Improve access to high-quality health care for mothers before, during, and after pregnancy:

  • Extend Medicaid coverage for 12 months postpartum to promote healthy mothers and babies during the first critical year of a baby’s life. (Learn more here.)
  • Increase funding for the Healthy Texas Women and Family Planning Program that help women get preventive care and contraception for healthier, planned pregnancies. 
  • Expand Texas Alliance for Innovation on Maternal Health (TexasAIM) initiative to reach every hospital and birthing center in Texas. TexasAIM helps hospitals and birthing centers put in place maternal safety practices that improve health care delivery, save women’s lives, and prevent harmful medical complications for mother and baby. 
  • Promote group prenatal and well-child care innovations, such as CenteringPregnancy and CenteringParenting – that reduce preterm birth, increase prenatal and well-child visit rates, and have lasting benefits for mothers, infants, and toddlers.
  • Promote Medicaid reimbursement for doulas and lactation consultants, including reducing the administrative burden for these professionals to join Medicaid networks, so that new mothers can choose these options that support healthy pregnancies, births, and postpartum recovery. 
  • Adopt health insurance options for adults under the povery line so that Texans can get covered and connected to medical and mental health care before and after their pregnancies.

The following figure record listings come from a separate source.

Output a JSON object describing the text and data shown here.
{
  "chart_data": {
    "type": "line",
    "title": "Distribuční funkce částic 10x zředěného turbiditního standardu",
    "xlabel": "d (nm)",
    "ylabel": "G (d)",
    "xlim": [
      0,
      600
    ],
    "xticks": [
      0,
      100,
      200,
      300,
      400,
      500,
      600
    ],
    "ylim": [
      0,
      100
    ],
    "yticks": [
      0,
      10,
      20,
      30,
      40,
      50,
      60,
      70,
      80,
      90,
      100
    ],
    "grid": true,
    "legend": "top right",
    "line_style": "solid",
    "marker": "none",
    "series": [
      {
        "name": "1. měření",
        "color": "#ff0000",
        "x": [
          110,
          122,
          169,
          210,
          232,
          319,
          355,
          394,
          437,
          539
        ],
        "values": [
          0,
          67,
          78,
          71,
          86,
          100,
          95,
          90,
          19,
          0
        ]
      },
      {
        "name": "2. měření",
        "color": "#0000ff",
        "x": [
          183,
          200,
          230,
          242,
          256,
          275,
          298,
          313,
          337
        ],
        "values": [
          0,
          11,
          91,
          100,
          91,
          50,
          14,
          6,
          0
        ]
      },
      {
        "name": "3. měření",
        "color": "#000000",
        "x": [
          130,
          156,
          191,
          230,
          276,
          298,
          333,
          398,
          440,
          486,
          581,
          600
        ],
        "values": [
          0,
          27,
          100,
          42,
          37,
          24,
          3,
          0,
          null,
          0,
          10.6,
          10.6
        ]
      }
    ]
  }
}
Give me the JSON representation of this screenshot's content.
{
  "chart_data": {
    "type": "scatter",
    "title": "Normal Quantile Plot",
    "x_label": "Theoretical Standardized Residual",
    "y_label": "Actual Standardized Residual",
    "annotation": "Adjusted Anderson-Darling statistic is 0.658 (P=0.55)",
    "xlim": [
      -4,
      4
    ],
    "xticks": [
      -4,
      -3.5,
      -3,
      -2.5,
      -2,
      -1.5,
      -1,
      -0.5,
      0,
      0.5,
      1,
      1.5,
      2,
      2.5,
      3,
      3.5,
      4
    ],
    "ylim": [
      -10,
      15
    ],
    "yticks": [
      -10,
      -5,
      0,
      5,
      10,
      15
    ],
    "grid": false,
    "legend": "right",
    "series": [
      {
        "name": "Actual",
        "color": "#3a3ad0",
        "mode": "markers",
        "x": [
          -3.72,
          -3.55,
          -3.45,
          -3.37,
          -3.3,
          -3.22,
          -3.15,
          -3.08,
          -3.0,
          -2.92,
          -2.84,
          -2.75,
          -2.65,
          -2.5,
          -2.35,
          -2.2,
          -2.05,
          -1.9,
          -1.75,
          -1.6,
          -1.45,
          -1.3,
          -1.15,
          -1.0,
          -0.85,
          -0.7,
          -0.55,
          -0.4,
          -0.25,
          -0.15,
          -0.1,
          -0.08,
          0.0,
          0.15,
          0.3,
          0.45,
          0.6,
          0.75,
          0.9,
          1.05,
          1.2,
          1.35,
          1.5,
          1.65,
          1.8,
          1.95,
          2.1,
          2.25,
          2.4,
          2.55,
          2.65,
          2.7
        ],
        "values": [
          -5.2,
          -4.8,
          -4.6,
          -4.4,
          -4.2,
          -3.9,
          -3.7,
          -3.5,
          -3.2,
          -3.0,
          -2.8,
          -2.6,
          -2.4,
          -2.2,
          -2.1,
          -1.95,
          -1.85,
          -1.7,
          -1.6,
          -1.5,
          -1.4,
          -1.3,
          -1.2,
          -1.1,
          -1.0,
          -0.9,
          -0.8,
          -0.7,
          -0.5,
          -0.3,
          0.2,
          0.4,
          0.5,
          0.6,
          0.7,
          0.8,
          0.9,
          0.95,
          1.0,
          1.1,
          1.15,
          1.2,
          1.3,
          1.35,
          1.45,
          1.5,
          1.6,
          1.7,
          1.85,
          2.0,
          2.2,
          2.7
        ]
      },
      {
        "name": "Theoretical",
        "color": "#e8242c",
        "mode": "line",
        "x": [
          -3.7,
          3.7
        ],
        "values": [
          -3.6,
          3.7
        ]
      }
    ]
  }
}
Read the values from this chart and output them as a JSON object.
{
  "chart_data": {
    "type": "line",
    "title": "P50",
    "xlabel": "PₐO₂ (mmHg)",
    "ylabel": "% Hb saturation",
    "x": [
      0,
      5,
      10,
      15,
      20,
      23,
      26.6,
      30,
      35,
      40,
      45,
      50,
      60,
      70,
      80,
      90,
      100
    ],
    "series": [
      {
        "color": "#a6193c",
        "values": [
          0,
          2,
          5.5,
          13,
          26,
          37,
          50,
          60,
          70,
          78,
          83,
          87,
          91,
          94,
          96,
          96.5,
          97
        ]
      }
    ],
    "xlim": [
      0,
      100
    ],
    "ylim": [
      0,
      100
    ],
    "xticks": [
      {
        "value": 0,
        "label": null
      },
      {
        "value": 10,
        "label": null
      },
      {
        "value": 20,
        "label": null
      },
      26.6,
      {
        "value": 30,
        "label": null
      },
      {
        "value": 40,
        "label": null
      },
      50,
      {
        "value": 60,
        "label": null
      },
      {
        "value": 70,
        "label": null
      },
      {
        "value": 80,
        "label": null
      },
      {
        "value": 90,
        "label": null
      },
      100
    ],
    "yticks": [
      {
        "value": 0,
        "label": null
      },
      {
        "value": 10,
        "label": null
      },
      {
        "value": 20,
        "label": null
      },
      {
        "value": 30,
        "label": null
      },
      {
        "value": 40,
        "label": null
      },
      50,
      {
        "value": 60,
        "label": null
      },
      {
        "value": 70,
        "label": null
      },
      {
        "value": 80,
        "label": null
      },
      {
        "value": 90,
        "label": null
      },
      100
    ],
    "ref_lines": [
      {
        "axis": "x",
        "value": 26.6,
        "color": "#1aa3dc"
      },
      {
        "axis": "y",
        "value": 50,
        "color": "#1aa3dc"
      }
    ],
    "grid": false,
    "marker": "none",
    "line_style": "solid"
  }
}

Improve access to Early Childhood Intervention (ECI) for infants and toddlers with disabilities and developmental delays: 

  • Expand Help Me Grow Texas which helps local communities offer developmental screenings, raise awareness about child development, and connect families with young children to ECI or other local resources or supports. 
  • Increase state investments in ECI that will sufficiently raise the per-child funding amount so that community organizations delivering ECI services can maintain adequate staffing levels and serve all eligible infants and toddlers in need.  (Learn more here.)
  • Continue investments in ECI programs to promote partnerships between ECI and child care programs and better equip child care providers with information about developmental screenings and ECI services.
  • Add Very Low Birth Weight (babies born at 3.3 pounds or less) to the state’s list of qualifying medical diagnoses or conditions for automatic referral to ECI so that Texas’ tiniest children get connected to life-changing therapies at earlier stages.